Showing posts with label cupcake. Show all posts
Showing posts with label cupcake. Show all posts
Tuesday, June 2, 2015
The battle is real. . .
I have an inner fatty. I think if you've been a fat girl (I still consider myself a fat girl), then you have an inner fatty. I didn't get fat cause I loved healthy food. I got fat cause I loved unhealthy food. I still love unhealthy food.
In Dec 2013 a friend that I met via FB was chatting with me and she said "I saw that you said you did a long run so you can have a cupcake. It doesn't work that way". I think I was in denial. My reply is that I know. That I know people over estimate calories burned and then eat too much. I wasn't eating a cupcake after every long run. . . .was I? I don't know. What I do know was I eating too much crap. I know that all through 2014 I pretty much did a good job of maintaining weight. . . creeping up slowly, but not a ton. Running and then eating a cupcake is probably a fine (but unhealthy) way to maintain weight.
I want to lose weight. I want to be healthy. Will I eat a cupcake? Yes. I'm sorry but I don't have superhero willpower. But I will not eat them as often. Every weekend is not a special occasion. Special occasions are birthday parties, holidays, maybe a date night. They are not Saturday and Sunday. They are not long run days.
But the battle is real. I fight a mental battle with myself almost every day. Sometimes hourly. Right now it's 11:20 AM. I want this Advocare DB9 bar that I have at my desk. There's nothing wrong with eating it. The various advocare bars are part of my lifestyle now. But I don't *need* it. Lunch is soon. Soon enough. I don't need this snack. I had a peach and cashews as my morning snack. But I like snacks. Bad or otherwise. If there was chocolate in my desk I'd want that. Heck it's that time of the month - I want chocolate. I want cupcakes. The DB9 bar is what I have access to, so I want it.
The struggle is constant. I can't imagine that it won't be. I have a sweet tooth. I have an inner fatty. I'm trying to shut her up. I'm making progress. I'm learning a lot this year. I see what impact one bad choice has. I see how much I've improved and how much room there is for improvement. I don't pretend that I'm perfect. Perfection is not my goal. Healthier choices 99% of the time is my goal. Choices that get me to my weight/size/fat%/etc goals is what I am doing, what I need to do, what I need to keep doing.
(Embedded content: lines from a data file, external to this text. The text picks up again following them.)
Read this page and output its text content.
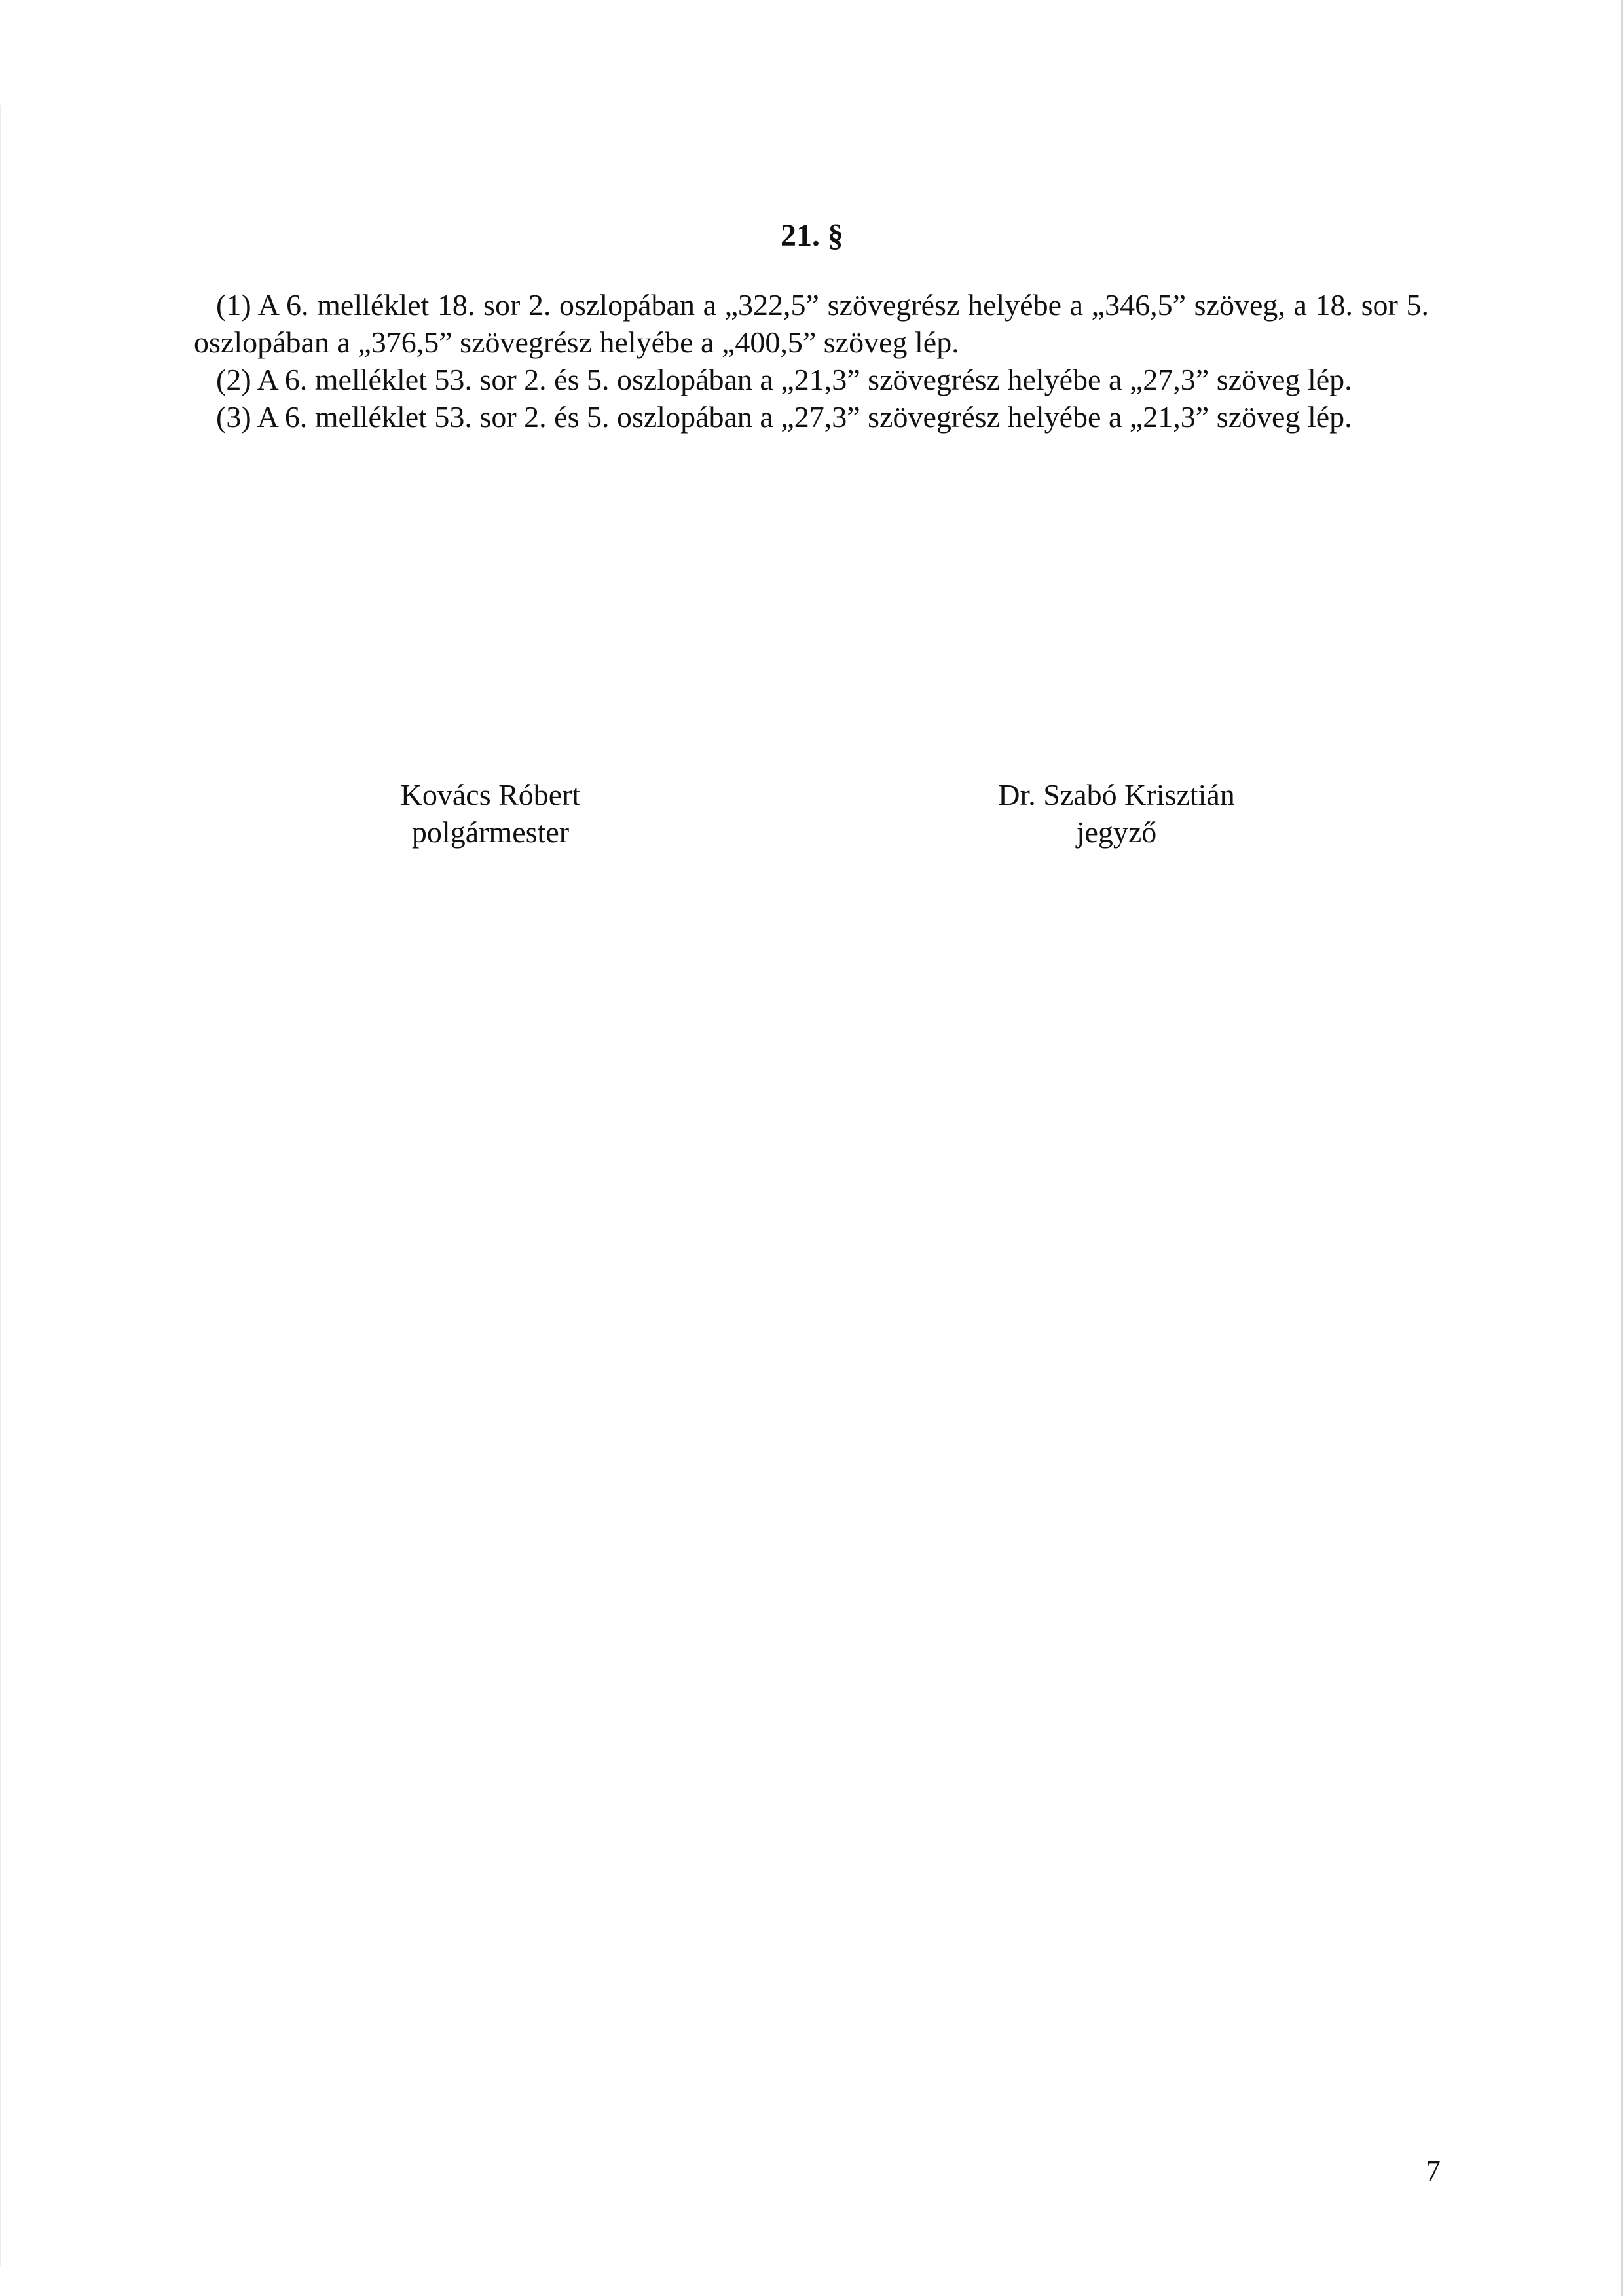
21. §

(1) A 6. melléklet 18. sor 2. oszlopában a „322,5” szövegrész helyébe a „346,5” szöveg, a 18. sor 5. oszlopában a „376,5” szövegrész helyébe a „400,5” szöveg lép.

(2) A 6. melléklet 53. sor 2. és 5. oszlopában a „21,3” szövegrész helyébe a „27,3” szöveg lép.

(3) A 6. melléklet 53. sor 2. és 5. oszlopában a „27,3” szövegrész helyébe a „21,3” szöveg lép.

Kovács Róbert
polgármester
Dr. Szabó Krisztián
jegyző
7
I hope that I'm motivating others on the way. I'm a true believer that if I can do it, anyone can do it. I do not have some crazy strong willpower. I fight my sweet tooth every day. I fight the inner fatty that says "just one cupcake". Progress is happening.
Labels:
advocare,
cupcake,
DB9 bar,
goals,
inner fatty,
motivation,
progress,
willpower
Friday, February 13, 2015
Slippery Slope of Sugar
I gained a pound this morning. Why? Cause I ate that stupid cupcake. And BBQ and a Mountain Dew. I'm so mad and disappointed in myself. Not only that but when I baked cookies on Tues I've had one or two every day since. What the hell is wrong with me? I've come so far. I'm one pound heavier than I was on Feb 7th. This is disappointing. I have to buckle down. I made the choice last night. We went to pick up race packets for Saturday. We had to go to Bissinger's Chocolate to get them. I didn't buy a single piece of chocolate. But then I saw that there "The Cup" was on the same block. I've been wanting to go to The Cup for-freaking-ever. There is one on the IL side of the river, but it's probably a 45 min drive from my house. I knew there was one on the MO side, but I didn't know where. Looks like I found it! And we walked in and left with 2 cupcakes. I'm kind of frustrated with my husband cause I suggested getting one cupcake to share. He's not very good about that. Admittedly he's come a long way and does share food with me so that we don't eat too much or spend too much (like at a ballgame). But when it comes to sweets he wants his own. These cupcakes were HUGE. They are known for being huge. Mine was soooooo good. He got maple bacon and I tried it. Good but not my thing. I swear I felt my brain short circuiting after I ate this.
We stopped a very popular BBQ place for dinner after getting our packets. It was a cold weeknight so there wasn't a line out the door. I chose to drink a Mt Dew. My choice. I'm ok with that. We ate the cupcakes when we got home. This morning as I was driving to work I was pondering my choices last night. The cupcake was the worse choice. Why? Because I'm sneaking sweets into my day and that has to stop. I know the desire to eat a sweet is still here today. But I don't have the desire for a soda. I mean if you handed me one I'd want it. But I don't feel the need to seek it out. I do feel the need to seek out chocolate. So I've got to buckle down. I had higher hopes for where I'd be on the scale right now. Tomorrow is going to be tough being Valentine's Day. But come Sunday I'm back to being perfect. End of story. I have some serious travel coming up and I need to lose more weight BEFORE that travel.
It's amazing how you can slide right down the slope with just one bite.